Nvidia and IBM working on new technology to connect GPUs straight to SSDs for performance boost

Image:
Nvidia and IBM working on new technology to connect GPUs straight to SSDs for performance boost

Promises to be particularly useful for resource-intensive workloads, such as machine learning, AI and analytics

Nvidia has teamed up IBM and university researchers to unveil a new technology that enables a GPU to connect directly to a computer's SSD storage, without having to go through the CPU.

Dubbed Big Accelerator Memory or BaM, the technology could result in higher GPU memory capacity and faster bandwidth while limiting CPU involvement, according to the researchers.

Connecting a GPU to an SSD directly would give a performance gain, particularly for resource-intensive workloads such as machine learning, AI and analytics.

In a typical system, storage I/O is linked to the CPU while the GPU works as a co-processor or sub-processor. When the GPU needs data, it has to get it from the CPU.

That isn't an issue as such, except that in some modern systems the GPU performs more work than the CPU does, and in such systems, using the CPU to coordinate everything collectively may decrease the performance of both processors.

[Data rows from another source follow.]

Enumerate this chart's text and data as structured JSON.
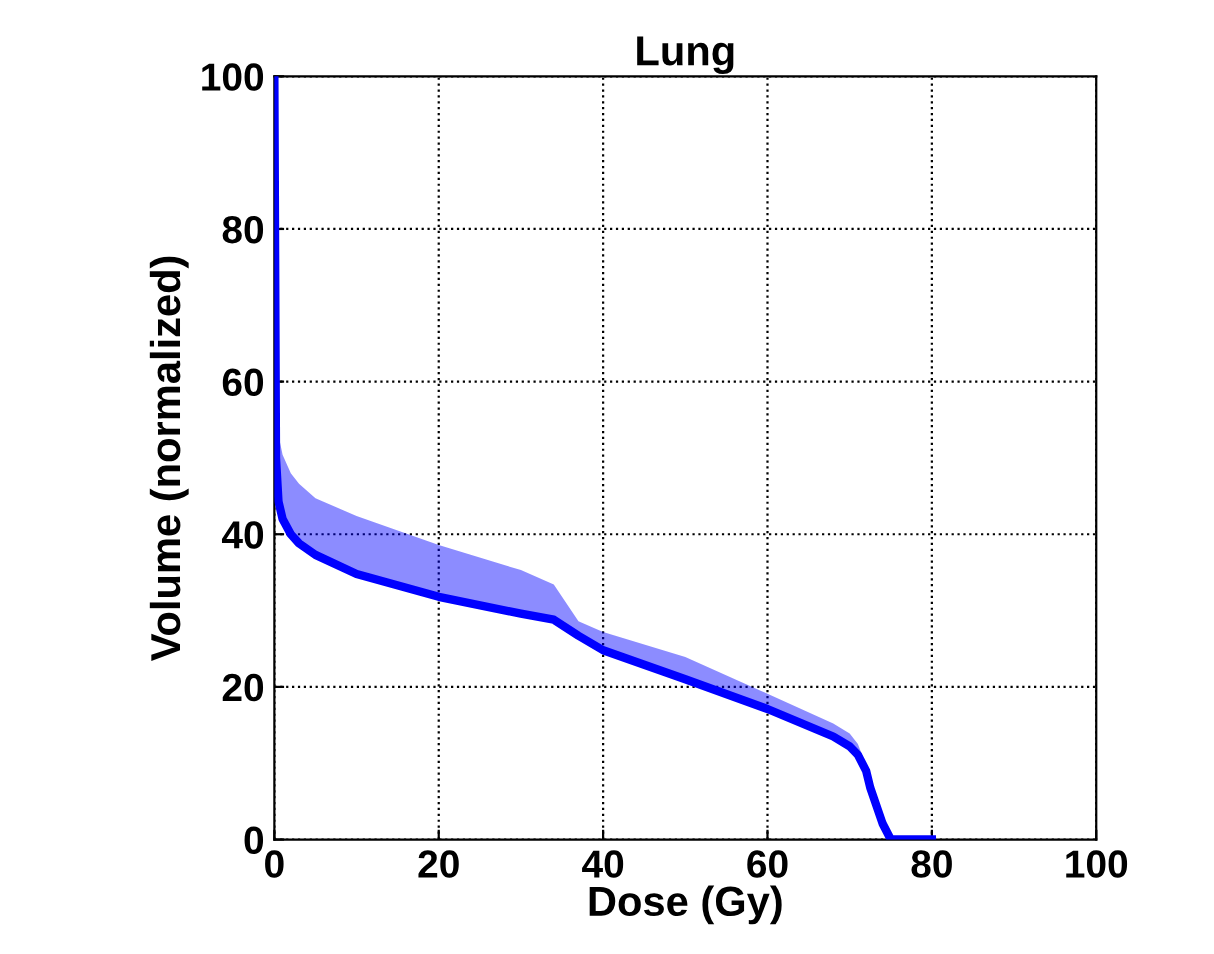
{
  "chart_data": {
    "type": "line",
    "title": "Lung",
    "xlabel": "Dose (Gy)",
    "ylabel": "Volume (normalized)",
    "x": [
      0,
      0.2,
      0.5,
      1,
      2,
      3,
      5,
      10,
      20,
      30,
      34,
      37,
      40,
      50,
      60,
      68,
      70,
      71,
      72,
      72.5,
      74,
      75,
      80
    ],
    "series": [
      {
        "color": "#0000ff",
        "values": [
          100,
          50,
          44.3,
          42,
          40,
          38.8,
          37.3,
          34.8,
          31.8,
          29.6,
          28.8,
          26.7,
          24.8,
          21.0,
          17.1,
          13.5,
          12.2,
          11.1,
          9,
          6.8,
          2.1,
          0,
          0
        ],
        "lower": [
          100,
          50,
          44.3,
          42,
          40,
          38.8,
          37.3,
          34.8,
          31.8,
          29.6,
          28.8,
          26.7,
          24.8,
          21.0,
          17.1,
          13.5,
          12.2,
          11.1,
          9,
          6.8,
          2.1,
          0,
          0
        ],
        "upper": [
          100,
          56,
          53,
          50.4,
          48,
          46.6,
          44.7,
          42.4,
          38.6,
          35.3,
          33.4,
          28.6,
          27.2,
          23.9,
          19.1,
          15.2,
          13.9,
          12.5,
          9.7,
          8,
          2.1,
          0,
          0
        ]
      }
    ],
    "xlim": [
      0,
      100
    ],
    "ylim": [
      0,
      100
    ],
    "xticks": [
      0,
      20,
      40,
      60,
      80,
      100
    ],
    "yticks": [
      0,
      20,
      40,
      60,
      80,
      100
    ],
    "grid": true,
    "line_style": "solid",
    "marker": "none"
  }
}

AMD was the first to work in this field. In 2016, it unveiled Radeon Pro SSG, a workstation GPU with integrated M.2 SSDs. However, the Radeon Pro SSG was designed to be just a graphics solution, and Nvidia is now taking it a step further by attempting to deal with complex and heavy computational tasks.

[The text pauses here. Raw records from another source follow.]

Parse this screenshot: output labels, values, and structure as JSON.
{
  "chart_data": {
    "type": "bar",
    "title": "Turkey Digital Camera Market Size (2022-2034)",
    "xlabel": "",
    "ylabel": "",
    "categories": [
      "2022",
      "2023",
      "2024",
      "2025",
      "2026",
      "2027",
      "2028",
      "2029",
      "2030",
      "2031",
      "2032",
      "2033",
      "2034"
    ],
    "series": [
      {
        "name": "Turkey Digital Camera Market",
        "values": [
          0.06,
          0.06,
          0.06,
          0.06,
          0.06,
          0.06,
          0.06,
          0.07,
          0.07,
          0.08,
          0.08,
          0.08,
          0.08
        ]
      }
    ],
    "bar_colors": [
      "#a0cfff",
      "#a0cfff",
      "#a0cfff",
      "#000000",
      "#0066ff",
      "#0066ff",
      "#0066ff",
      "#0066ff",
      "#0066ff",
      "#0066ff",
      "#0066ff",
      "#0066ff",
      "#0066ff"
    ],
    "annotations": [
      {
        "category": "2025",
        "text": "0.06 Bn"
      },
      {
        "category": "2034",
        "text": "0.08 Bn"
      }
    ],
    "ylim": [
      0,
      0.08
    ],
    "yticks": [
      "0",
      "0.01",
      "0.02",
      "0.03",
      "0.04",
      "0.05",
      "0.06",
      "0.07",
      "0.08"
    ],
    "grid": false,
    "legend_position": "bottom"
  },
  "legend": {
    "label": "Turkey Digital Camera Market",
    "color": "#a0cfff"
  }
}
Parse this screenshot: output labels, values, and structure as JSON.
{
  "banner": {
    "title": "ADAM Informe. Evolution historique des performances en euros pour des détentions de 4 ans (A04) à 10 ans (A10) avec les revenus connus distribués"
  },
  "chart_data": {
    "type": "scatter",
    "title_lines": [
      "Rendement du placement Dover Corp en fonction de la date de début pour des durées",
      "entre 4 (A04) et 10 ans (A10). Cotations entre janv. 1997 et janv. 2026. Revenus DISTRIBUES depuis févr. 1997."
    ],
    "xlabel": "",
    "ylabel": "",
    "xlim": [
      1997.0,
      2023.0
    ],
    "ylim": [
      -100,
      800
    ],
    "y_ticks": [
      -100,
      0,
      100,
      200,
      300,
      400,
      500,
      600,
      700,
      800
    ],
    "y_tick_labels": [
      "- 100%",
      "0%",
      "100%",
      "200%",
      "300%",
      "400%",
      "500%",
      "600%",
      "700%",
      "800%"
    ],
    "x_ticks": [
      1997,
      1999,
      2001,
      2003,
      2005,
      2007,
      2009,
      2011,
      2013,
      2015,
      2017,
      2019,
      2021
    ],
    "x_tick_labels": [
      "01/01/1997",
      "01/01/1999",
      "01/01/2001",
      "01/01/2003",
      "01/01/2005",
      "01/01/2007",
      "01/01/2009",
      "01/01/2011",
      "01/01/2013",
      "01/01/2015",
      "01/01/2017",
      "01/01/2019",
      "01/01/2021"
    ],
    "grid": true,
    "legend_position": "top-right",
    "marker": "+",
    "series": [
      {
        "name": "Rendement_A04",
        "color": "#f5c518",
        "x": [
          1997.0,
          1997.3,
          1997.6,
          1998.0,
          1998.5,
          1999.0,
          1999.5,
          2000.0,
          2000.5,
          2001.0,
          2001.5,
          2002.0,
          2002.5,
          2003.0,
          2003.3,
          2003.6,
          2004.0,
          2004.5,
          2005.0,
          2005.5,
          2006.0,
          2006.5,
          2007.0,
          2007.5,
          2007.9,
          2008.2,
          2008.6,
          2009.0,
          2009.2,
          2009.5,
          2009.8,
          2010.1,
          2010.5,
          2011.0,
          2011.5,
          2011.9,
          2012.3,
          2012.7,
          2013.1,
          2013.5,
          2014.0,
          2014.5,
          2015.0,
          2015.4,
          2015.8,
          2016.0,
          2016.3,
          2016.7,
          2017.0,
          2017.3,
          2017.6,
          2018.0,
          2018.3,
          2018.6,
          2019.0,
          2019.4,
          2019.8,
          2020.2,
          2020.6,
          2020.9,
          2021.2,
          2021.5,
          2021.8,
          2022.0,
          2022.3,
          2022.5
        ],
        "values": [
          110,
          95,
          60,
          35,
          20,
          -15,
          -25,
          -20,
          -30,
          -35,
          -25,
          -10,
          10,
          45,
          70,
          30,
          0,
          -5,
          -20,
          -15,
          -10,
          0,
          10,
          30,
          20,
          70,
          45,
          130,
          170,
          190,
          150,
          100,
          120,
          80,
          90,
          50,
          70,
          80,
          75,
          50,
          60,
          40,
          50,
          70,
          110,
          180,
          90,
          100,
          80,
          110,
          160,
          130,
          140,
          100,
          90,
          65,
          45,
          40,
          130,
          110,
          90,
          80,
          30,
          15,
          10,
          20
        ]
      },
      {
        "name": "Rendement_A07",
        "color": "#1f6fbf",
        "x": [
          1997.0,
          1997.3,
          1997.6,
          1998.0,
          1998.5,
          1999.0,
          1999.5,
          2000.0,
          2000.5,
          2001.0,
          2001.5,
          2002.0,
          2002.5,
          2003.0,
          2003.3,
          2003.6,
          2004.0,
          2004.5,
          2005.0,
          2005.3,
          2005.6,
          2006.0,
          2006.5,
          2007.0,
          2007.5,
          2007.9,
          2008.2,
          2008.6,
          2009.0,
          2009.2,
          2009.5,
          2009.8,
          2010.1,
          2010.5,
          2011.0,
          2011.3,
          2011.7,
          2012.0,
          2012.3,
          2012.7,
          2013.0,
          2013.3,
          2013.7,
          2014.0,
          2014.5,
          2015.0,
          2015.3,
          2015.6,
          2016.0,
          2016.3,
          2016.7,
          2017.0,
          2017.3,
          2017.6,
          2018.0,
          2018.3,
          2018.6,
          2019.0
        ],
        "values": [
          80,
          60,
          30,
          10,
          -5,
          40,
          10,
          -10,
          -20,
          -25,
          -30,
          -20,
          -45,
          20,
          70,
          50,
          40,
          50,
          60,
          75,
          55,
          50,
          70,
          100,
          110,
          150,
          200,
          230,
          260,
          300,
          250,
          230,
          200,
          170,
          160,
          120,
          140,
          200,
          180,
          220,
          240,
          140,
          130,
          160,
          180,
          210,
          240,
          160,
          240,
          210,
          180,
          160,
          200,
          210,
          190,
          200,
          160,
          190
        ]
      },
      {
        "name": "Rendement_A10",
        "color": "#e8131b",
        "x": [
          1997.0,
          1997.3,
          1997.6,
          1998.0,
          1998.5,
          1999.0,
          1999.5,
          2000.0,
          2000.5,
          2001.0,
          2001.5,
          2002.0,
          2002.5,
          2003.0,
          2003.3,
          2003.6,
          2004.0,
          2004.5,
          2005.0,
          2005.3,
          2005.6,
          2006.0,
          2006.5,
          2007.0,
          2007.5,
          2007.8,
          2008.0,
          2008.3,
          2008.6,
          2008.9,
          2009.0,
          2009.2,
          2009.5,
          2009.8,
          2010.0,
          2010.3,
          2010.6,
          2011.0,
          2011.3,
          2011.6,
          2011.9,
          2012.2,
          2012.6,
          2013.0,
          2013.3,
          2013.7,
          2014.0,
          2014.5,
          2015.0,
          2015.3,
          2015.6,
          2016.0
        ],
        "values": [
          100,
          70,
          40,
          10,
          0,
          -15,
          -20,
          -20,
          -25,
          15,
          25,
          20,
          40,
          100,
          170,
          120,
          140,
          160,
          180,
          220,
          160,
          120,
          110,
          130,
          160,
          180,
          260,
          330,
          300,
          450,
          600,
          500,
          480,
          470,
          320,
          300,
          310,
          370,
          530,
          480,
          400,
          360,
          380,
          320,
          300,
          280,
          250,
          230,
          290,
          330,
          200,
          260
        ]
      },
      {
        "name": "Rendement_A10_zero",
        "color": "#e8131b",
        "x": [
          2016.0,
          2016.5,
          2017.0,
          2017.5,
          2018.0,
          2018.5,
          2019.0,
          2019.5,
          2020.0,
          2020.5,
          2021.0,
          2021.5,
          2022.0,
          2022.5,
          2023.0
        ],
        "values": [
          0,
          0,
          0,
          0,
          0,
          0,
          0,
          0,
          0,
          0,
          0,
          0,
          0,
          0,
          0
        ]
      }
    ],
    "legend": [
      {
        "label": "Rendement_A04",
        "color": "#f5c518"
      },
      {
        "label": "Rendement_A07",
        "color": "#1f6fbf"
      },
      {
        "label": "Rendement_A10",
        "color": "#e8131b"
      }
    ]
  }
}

While the intricacies of Nvidia's technology may seem complex, the bottom line is that the firm wants to depend less on the CPU and link directly to the data source.

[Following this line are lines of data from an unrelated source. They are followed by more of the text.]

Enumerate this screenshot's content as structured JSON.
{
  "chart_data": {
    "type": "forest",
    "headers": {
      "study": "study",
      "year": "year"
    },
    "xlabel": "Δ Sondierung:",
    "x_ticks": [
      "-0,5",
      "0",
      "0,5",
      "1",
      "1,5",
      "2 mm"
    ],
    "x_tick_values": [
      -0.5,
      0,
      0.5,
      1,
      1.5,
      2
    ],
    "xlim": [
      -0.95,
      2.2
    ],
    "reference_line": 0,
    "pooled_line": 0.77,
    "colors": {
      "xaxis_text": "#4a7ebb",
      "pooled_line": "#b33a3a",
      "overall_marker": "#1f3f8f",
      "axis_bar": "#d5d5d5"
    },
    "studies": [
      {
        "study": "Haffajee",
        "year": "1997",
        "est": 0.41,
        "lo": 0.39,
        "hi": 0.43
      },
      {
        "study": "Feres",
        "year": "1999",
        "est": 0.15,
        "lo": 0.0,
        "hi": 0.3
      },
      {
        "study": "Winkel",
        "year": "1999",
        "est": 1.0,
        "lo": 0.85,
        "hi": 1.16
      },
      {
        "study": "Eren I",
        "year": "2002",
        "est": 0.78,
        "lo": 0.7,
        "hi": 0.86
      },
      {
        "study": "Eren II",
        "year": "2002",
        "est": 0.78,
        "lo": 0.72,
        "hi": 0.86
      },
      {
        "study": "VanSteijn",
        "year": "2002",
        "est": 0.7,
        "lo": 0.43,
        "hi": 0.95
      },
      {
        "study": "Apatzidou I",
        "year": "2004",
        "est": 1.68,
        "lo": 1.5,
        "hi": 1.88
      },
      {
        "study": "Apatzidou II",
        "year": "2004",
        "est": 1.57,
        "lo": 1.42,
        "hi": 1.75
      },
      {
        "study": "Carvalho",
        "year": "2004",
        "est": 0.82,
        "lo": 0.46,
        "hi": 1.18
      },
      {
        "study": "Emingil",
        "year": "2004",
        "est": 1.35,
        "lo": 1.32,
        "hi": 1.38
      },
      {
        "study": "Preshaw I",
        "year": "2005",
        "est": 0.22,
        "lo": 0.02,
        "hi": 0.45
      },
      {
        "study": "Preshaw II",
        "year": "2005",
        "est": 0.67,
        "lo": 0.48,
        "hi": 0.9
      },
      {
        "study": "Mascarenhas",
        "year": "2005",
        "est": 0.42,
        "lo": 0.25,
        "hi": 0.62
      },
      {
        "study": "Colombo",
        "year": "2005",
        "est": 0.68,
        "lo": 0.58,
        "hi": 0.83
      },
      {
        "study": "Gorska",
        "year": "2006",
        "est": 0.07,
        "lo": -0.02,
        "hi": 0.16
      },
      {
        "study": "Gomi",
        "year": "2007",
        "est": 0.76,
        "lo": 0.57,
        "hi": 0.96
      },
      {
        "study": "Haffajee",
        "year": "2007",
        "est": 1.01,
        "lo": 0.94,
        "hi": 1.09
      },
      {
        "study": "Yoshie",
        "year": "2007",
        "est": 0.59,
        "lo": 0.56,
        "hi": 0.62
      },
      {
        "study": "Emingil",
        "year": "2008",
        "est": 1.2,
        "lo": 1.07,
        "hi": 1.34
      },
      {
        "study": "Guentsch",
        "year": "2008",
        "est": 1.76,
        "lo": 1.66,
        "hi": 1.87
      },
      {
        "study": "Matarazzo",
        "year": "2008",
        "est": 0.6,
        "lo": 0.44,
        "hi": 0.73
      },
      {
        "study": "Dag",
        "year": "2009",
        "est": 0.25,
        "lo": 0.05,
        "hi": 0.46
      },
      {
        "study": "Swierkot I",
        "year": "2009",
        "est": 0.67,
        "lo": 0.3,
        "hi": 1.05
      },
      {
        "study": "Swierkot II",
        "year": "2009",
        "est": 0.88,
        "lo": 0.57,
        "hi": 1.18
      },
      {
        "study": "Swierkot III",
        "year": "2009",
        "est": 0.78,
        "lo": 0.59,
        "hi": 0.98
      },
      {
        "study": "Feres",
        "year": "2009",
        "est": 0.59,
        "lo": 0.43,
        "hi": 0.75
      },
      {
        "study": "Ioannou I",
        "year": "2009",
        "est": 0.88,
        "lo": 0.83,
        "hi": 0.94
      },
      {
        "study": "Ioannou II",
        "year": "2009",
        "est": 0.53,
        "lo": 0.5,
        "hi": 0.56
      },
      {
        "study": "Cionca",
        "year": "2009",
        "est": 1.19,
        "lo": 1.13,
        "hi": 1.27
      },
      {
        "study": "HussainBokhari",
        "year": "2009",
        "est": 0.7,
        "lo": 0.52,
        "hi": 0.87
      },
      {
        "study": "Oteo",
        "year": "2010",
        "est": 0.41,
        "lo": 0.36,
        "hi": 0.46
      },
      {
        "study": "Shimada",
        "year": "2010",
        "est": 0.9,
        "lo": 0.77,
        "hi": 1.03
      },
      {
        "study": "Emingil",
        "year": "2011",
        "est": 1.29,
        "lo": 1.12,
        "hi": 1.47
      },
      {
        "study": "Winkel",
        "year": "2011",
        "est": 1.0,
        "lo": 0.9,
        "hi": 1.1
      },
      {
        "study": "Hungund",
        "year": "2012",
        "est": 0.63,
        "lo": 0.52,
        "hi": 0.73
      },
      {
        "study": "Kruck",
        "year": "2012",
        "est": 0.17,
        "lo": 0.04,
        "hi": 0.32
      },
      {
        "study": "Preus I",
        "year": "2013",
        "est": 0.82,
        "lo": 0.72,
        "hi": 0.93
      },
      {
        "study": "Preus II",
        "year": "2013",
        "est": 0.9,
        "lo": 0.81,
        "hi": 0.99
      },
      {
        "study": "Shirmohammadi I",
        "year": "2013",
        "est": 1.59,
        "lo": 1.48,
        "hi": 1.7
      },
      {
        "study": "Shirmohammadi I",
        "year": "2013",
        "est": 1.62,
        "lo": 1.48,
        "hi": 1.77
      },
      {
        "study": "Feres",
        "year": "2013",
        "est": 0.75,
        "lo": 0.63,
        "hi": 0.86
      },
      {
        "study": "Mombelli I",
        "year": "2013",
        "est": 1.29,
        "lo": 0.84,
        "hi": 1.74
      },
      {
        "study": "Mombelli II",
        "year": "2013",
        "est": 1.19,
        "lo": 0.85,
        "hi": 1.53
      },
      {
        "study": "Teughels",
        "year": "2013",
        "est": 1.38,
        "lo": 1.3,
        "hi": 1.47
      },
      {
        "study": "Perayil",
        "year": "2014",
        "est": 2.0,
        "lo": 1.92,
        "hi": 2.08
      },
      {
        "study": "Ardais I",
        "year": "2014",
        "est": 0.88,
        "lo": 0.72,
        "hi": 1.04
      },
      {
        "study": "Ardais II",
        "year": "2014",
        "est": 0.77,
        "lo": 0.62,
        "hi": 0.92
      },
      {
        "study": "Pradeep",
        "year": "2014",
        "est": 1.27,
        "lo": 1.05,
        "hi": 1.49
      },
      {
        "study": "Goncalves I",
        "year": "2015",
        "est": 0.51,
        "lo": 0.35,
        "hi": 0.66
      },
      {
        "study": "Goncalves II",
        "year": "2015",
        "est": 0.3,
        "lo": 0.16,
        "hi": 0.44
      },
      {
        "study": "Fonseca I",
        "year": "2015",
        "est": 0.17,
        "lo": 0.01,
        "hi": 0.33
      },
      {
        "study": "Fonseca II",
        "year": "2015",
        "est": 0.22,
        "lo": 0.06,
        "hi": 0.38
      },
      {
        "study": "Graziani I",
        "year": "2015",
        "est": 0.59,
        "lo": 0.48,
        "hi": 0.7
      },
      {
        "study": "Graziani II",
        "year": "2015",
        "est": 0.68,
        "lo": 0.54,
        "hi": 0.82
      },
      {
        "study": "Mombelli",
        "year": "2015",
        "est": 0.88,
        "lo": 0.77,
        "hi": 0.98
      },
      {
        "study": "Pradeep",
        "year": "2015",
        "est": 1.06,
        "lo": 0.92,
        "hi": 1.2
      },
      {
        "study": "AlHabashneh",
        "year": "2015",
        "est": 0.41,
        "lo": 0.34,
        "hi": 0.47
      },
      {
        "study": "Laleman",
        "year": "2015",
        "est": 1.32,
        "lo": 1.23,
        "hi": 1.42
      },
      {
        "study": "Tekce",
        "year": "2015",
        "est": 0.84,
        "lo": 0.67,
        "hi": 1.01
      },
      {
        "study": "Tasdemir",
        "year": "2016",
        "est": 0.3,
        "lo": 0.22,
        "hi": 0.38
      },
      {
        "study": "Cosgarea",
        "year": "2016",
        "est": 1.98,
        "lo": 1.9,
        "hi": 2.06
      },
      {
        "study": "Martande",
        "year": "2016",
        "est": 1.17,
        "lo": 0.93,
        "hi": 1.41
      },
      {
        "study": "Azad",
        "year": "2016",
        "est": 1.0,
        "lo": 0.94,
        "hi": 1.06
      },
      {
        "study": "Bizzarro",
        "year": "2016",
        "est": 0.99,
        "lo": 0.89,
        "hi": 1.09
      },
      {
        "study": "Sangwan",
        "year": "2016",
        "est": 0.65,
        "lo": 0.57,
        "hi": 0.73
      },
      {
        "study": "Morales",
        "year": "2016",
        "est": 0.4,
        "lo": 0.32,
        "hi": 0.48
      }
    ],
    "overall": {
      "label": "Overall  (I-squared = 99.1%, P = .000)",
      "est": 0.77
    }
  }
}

BaM has two prominent features: a software-managed cache of GPU memory; and a software library for GPU threads to request data directly from NVMe SSDs by communicating directly with the drives.

According to the research paper, BaM reduces I/O traffic amplification by allowing GPU threads to read or write small amounts of data as needed, as determined by the computer's instructions.

'The goal of BaM is to extend GPU memory capacity and enhance the effective storage access bandwidth while providing high-level abstractions for the GPU threads to easily make on-demand, fine-grain access to massive data structures in the extended memory hierarchy.'

The researchers claim that the BaM infrastructure software running on GPUs can detect and communicate access at a high enough rate to fully use the underlying storage devices.

Moreover, even with consumer-grade SSDs, a BaM system can support application performance comparable to a considerably more costly DRAM-only solution. Finally, the researchers state that reducing I/O amplification could result in considerable performance gains.

The researchers used a prototype system with an Nvidia A100 40 GB PCIe GPU, 1 TB of DDR4-3200 memory and two AMD EPYC 7702 CPUs with 64 cores each to demonstrate BaM technology. The system runs Ubuntu 20.04 LTS.

In the best case scenario, BaM achieved a 4.9x performance boost over existing GPU I/O acceleration techniques.

The team plans to open-source its hardware and software designs in the future, allowing other firms to create similar solutions.